Michael Clauss
Current research - Current teaching

LINGUIST 101 at UMass is titled "People and Their Language." In this course, we look at the idea of language as a treat universal to, and inalienable from, humanity as a whole. We discuss different perspectives from which language could be viewed, their comparative strengths and weaknesses, and what, in any of them, is meant by the universality of language. 101 is a class for those who may never have considered language with any more depth than that of a high school English or foreign language course.

I taught 101 most recently in the Fall of 2012, as Teaching Assitant to Lisa Green Below are some handouts I used, listing the phonetic symbols used by linguists in descriptions of American English, and some key terms in the study of social variation of language.


IPA chart for English (PDF)
A chart including the IPA characters used to transcribe Western American English. Not included is the sounds [ɔ] as in 'caught', if you are from the Northeast (that is, if for you 'caught' sounds different than 'cot'), which is a low, back, round vowel.

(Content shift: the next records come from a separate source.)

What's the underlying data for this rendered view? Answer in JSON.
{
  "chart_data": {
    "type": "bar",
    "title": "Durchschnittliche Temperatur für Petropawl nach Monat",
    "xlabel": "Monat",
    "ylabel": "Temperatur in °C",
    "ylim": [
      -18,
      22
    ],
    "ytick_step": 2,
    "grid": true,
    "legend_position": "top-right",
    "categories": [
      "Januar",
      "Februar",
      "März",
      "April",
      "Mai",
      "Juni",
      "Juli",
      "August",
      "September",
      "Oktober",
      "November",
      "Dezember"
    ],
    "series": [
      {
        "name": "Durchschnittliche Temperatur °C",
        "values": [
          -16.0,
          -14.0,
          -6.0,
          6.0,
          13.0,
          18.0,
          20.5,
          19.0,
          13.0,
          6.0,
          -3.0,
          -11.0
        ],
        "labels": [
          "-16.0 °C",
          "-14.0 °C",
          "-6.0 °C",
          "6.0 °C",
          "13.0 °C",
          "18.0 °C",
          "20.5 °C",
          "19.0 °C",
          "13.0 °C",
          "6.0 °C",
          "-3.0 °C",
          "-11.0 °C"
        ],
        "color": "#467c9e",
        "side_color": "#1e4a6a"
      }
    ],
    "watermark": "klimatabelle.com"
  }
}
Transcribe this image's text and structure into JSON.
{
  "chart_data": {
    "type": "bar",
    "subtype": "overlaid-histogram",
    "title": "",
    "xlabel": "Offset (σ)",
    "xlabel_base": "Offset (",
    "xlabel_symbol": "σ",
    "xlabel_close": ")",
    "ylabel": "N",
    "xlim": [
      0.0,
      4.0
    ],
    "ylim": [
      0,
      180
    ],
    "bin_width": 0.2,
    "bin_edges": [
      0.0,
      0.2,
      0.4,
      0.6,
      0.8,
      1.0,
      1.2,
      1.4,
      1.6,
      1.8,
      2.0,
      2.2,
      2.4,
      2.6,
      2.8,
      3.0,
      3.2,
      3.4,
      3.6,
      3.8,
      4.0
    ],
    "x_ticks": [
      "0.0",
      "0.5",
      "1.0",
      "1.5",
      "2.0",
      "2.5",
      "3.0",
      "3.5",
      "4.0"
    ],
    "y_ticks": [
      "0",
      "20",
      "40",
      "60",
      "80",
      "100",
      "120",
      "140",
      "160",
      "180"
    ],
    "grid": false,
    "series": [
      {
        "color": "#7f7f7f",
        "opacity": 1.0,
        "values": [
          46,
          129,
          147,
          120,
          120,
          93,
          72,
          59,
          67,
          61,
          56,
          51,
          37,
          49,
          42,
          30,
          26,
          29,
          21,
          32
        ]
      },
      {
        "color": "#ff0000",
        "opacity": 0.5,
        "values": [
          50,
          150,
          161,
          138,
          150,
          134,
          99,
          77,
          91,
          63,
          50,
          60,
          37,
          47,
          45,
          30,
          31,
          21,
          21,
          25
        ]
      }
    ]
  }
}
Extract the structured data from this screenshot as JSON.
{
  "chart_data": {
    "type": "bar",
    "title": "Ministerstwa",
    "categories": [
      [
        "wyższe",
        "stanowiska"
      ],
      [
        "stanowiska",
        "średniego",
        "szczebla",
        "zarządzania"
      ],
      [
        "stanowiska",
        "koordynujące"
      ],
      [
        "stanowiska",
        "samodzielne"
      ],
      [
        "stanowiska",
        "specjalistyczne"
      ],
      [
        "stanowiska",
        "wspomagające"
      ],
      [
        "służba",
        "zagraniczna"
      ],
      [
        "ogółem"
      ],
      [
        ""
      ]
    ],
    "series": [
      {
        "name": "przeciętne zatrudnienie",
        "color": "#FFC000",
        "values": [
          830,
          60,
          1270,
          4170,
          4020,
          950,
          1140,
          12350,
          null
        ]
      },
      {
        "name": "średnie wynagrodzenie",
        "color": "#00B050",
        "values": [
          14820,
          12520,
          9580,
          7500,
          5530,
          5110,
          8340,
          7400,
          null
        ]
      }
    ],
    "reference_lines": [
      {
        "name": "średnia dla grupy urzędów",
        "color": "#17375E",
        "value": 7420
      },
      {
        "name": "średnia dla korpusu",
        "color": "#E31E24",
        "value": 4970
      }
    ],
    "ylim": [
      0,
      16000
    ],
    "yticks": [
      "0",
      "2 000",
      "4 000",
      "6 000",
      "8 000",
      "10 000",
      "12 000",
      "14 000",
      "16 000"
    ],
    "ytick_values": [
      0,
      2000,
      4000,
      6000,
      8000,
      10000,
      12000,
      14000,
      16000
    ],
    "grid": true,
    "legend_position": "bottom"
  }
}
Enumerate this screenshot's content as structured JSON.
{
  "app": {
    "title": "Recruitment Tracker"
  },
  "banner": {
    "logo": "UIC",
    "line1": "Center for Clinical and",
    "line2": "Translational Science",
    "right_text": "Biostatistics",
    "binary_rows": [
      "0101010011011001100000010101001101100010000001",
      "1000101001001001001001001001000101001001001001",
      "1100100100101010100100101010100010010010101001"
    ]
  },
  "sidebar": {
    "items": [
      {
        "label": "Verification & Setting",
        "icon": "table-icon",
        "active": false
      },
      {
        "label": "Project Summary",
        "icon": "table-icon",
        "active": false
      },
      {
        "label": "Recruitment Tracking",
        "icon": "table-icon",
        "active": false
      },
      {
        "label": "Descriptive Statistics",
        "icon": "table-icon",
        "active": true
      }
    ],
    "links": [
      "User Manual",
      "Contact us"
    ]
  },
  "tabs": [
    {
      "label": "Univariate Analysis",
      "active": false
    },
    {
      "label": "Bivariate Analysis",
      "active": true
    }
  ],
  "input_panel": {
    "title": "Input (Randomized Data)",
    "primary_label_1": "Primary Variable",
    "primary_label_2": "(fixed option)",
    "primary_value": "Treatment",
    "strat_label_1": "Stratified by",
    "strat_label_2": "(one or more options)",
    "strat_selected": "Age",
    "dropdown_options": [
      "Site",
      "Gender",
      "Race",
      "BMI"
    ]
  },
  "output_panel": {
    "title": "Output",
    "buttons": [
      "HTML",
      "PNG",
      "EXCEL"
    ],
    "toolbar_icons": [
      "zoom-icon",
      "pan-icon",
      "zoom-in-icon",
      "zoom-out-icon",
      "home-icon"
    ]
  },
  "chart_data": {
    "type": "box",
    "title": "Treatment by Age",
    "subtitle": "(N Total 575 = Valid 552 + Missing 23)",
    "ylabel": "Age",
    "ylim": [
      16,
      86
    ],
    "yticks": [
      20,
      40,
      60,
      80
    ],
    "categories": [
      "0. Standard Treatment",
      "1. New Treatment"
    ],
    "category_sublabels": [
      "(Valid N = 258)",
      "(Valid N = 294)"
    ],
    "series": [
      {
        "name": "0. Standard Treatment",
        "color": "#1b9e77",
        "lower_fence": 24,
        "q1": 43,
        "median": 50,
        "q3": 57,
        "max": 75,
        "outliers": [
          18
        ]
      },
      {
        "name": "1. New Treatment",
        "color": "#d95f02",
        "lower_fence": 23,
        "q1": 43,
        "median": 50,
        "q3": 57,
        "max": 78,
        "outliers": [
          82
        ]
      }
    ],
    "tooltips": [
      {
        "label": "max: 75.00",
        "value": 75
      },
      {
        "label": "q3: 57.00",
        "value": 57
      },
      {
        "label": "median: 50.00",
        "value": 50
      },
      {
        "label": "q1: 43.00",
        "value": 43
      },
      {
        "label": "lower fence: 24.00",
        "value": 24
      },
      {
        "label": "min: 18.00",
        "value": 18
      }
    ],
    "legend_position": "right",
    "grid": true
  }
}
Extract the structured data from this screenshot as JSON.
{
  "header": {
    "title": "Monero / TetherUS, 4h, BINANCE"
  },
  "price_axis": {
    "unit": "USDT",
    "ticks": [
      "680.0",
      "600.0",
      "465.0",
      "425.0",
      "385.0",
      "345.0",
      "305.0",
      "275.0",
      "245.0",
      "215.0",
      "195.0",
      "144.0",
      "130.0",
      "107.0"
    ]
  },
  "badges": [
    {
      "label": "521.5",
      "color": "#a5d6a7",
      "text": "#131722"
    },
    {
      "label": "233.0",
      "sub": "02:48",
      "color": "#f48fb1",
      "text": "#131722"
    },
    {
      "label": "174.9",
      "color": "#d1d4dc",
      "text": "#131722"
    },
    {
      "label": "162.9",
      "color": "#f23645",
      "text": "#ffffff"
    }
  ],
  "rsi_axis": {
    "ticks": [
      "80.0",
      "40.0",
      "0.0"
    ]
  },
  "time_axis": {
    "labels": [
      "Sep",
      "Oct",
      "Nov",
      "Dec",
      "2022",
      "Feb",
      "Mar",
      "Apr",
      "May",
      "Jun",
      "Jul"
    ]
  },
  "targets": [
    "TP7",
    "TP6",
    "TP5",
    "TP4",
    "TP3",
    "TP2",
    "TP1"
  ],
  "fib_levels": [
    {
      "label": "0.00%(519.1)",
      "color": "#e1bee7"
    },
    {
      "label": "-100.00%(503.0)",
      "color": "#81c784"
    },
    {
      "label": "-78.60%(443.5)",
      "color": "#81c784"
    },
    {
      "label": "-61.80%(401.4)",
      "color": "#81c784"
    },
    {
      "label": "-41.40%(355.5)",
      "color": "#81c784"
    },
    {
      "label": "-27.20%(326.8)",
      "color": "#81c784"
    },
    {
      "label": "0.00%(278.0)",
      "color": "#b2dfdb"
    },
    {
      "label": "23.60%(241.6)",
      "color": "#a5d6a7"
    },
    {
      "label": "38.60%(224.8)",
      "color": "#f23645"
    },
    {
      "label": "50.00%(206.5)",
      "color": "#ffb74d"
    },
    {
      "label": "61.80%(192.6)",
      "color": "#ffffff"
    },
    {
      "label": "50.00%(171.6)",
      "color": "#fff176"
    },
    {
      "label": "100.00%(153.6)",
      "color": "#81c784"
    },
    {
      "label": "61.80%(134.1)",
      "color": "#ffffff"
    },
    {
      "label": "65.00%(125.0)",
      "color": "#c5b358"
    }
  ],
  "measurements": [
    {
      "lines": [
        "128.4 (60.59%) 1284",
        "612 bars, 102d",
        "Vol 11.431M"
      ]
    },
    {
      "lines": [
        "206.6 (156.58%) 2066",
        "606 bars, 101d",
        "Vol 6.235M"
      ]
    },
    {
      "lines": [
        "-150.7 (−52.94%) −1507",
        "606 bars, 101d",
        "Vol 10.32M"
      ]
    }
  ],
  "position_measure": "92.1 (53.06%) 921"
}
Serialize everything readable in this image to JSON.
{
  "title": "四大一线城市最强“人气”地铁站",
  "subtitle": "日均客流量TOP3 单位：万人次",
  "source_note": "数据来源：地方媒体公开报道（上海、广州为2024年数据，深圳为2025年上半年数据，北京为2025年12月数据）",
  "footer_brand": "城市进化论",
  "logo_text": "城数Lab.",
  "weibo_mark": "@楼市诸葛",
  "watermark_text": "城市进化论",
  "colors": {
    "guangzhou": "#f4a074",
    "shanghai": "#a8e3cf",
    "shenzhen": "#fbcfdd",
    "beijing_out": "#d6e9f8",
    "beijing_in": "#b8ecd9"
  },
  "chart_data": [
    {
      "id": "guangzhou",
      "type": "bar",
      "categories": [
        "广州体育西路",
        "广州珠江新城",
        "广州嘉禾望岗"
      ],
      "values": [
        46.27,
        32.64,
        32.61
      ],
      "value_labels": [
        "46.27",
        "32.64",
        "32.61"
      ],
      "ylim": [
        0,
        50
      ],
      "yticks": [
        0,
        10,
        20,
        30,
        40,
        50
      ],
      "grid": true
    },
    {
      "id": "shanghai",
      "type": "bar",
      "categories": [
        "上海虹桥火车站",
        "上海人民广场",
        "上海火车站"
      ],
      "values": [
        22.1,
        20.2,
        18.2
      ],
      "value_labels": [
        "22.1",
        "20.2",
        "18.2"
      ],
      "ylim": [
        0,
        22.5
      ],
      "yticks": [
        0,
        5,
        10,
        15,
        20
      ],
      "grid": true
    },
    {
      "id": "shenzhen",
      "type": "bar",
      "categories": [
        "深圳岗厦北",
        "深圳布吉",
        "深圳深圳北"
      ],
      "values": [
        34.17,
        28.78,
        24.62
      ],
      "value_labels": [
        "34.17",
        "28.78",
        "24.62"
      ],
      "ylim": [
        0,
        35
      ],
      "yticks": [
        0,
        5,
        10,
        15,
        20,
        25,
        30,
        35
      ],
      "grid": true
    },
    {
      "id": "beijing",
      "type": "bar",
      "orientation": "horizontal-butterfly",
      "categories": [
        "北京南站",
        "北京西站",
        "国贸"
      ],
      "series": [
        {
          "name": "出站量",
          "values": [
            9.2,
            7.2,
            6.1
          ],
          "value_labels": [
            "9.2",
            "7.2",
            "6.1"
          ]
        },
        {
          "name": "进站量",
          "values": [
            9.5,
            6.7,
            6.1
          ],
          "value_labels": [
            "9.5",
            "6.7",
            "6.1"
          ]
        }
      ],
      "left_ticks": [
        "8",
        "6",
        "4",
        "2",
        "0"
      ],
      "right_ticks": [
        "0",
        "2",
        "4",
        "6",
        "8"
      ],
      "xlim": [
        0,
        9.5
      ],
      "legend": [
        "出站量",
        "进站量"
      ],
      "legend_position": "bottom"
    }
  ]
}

On the consonant chart, the rows represent manners of articulation and the columns represent places of articulation. The chart goes further back in the throat as you go rightward. For any pair of consonants, voiceless is on the left and voiced is on the right

Key terms in sociolinguistics (PDF)
A list of terms important to the study of social and regional variation in language. Most of these were discussed 11/9, but some have been added. Examples included.